Vu : Trouvez-moi ! (opérette) avec O. Eug. Une pièce de Sacha Guitry avec Lucien Guitry — pas moins — et Yvonne Printemps, le bal et le ballet du Moulin-Rouge, à Montmartre, la fin des Six Jours au Vél’ d’Hiv’.

Promené au Bois de Boulogne. Fins de soirées au café de la Rotonde, nombril de Montparnasse, nombril du Monde. (J’y ai croisé les Zimmer sans pouvoir les saluer.)

Je viens de déjeuner avec les Seippel, amis des Froté. Popol est un bon vivant, assez sympa, je ne lui ai guère parlé, il est horriblement embourgeoisé, dégusté son vin en racontant de petites [p. 2] histoires dites « savoureuses ». J’ai manqué Loze l’autre soir, mais il m’écrit de venir le voir ce soir, ce dont je me réjouis fort.

J’ai passé une heure au Louvre dimanche avec Oncle Max, et vais y retourner ces jours prochains. J’ai passé à la rue Saint-Ferdinand où habite Montherlant, absent d’ailleurs, sans oser pénétrer dans un des hôtels qui la composent, impressionné que j’étais par de somptueux laquais.

Grâce à Tante Marguerite, j’ai pu avoir un billet pour la Chambre, où je fus hier. Après une heure et demie d’attente dans les corridors, j’ai fini par pouvoir entendre une discussion comique sur le vote des femmes, vu Briand, décrépi, Loucheur, de Monzie, Painlevé, etc.

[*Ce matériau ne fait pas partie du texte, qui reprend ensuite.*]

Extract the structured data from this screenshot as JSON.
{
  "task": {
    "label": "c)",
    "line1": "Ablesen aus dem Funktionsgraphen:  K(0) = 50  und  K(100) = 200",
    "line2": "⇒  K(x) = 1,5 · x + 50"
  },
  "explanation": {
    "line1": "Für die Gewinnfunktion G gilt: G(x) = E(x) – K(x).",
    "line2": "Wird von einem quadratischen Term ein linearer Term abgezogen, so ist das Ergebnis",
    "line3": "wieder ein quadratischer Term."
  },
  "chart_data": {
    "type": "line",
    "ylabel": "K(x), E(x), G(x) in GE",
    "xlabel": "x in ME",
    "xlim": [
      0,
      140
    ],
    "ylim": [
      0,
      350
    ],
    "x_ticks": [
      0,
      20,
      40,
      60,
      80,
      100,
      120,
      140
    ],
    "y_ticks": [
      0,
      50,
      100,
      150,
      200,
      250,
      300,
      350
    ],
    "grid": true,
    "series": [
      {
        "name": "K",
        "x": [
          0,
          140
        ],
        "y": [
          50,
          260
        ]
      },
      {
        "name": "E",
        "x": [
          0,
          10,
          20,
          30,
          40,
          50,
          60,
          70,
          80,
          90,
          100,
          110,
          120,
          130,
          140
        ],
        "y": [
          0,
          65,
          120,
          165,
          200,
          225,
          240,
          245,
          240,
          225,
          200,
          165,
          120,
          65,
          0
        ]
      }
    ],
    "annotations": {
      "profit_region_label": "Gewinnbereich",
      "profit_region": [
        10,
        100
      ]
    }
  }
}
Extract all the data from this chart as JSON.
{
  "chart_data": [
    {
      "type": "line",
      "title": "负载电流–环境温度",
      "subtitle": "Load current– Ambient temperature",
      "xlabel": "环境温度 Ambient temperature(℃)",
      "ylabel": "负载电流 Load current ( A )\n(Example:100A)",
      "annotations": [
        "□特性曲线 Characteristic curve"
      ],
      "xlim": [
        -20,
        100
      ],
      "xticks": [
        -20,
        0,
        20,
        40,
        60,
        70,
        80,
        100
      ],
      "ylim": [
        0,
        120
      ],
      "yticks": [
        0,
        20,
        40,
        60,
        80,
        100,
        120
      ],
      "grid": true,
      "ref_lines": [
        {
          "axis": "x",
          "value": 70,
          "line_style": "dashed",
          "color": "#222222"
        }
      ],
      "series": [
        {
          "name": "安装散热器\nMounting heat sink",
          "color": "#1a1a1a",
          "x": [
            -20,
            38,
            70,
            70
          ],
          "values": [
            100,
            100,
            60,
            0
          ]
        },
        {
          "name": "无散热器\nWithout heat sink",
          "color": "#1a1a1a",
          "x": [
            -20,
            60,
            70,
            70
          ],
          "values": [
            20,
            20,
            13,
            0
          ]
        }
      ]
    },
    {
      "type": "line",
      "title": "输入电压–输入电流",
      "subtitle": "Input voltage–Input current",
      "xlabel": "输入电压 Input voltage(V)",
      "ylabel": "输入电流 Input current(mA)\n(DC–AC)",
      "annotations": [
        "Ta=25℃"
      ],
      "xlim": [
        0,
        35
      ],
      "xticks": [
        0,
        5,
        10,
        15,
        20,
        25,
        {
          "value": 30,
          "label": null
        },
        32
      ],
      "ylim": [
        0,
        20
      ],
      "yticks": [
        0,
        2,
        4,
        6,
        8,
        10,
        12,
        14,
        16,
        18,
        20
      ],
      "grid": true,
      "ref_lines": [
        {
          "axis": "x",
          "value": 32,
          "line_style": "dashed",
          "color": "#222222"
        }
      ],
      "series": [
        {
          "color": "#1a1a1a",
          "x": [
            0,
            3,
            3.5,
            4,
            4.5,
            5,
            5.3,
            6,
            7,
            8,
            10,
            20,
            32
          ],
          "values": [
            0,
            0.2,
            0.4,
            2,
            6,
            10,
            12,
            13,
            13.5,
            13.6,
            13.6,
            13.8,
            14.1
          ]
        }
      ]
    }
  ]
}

Tous les autres sont de vieilles barbes, ou des gosses, rigolant et gueulant comme dans une séance d’Étude. C’est assez peu réjouissant.

Je commence à m’y retrouver facilement dans le métro. Mais c’est fou le temps et l’argent qu’on perd dans ces transports en commun.

Achats : un complet, un pardessus d’été, des souliers vernis (pour 21 frs suisses !), cravates, etc. Je deviens super-chic, pour quasi rien. Je crois que je pourrai tourner avec ce que j’ai. Si tu as des désirs spéciaux (gants, linges, mouchoirs, etc.), écris-le-moi, on trouve des occasions surprenantes. Au revoir, chère mère, mille choses à tous. Papa se repose-t-il un peu ? J’enverrai une carte à Titine, dis-lui qu’elle ne s’en fasse pas pour la boîte. Henri aurait-il besoin d’un truc pour sa reliure que je pourrais trouver ici ? — Je pars pour le musée de Cluny, et retrouverai Tante Jeanine au thé des magasins du Printemps. Chic temps.